53% des femmes sont opposées à l’allongement de la durée de cotisation et au report progressif de l’âge légal de départ à la retraite.
- Une sensibilité pour l’épargne retraite malgré des moyens plus limités<
39% des femmes déclarent épargner en vue de la retraite contre 49% des hommes.
27% des femmes ont l'intention de souscrire un PER et 12% l'ont déjà fait (contre respectivement 24% et 9% des hommes).
2/ L'étude plus en détail
L’égalité entre les hommes et les femmes en matière de salaire demeure à réaliser même si l’écart tend à se réduire grâce notamment à l’intervention du législateur et à la progression du taux d’activité féminin.

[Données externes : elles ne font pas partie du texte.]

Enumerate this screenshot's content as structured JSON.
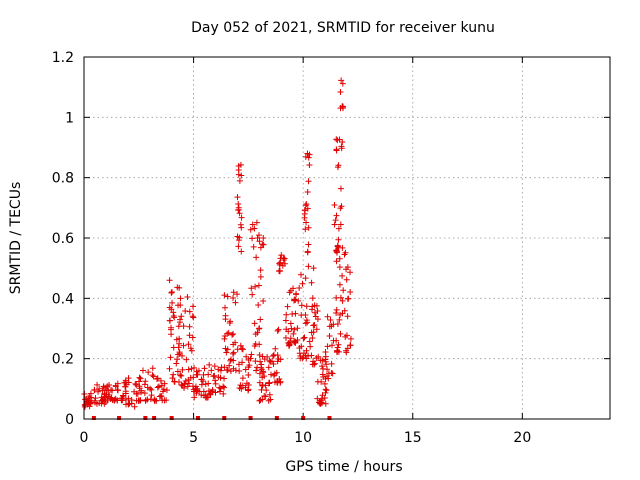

Les pensions de retraite étant une photographie des situations professionnelles passées donnent lieu, encore aujourd’hui, à d’importantes inégalités entre les deux sexes. Cet écart persistant explique en grande partie les perceptions différentes vis-à-vis du système de retraite qui sont constatées entre les hommes et les femmes.
À l’origine, des écarts de revenus entre hommes et femmes
Les inégalités de revenus entre hommes et femmes, sont à la fois liées à la nature des postes occupés et à la pratique plus répandue du temps partiel chez les femmes. Ainsi, en 2020 selon l’INSEE, 39,9% des femmes en emploi occupent des postes d’employés, contre 12,5% des hommes. Si en revanche, on compte davantage d’hommes parmi les ouvriers (29,9% contre 7,9%), ils sont également plus nombreux à exercer une activité en tant que cadres (respectivement 22,7% contre 17,9%). Enfin près de 3 femmes sur 10 travaillent à temps partiel (27,4% exactement), soit 3,3 fois plus que les hommes.
La nature et les conditions d’exercice des emplois ont de fait une incidence sur le niveau de salaire. Elles expliquent une grande partie des écarts de salaires constatés bien que ces derniers tendent à se réduire. En 2018, le salaire moyen d’une femme en équivalent temps plein était inférieur de 16,8% à celui d’un homme quand il l’était de 20% en 2009. La différence est encore plus marquée parmi les plus hautes rémunérations, notamment parce que les femmes sont sous–représentées dans le haut de la distribution des salaires. Toujours selon l’INSEE, elles ne représentent que 19,5% des 1% des salariés les mieux rémunérés, alors qu’elles occupent 41,6% de l’ensemble des postes salariés du privé.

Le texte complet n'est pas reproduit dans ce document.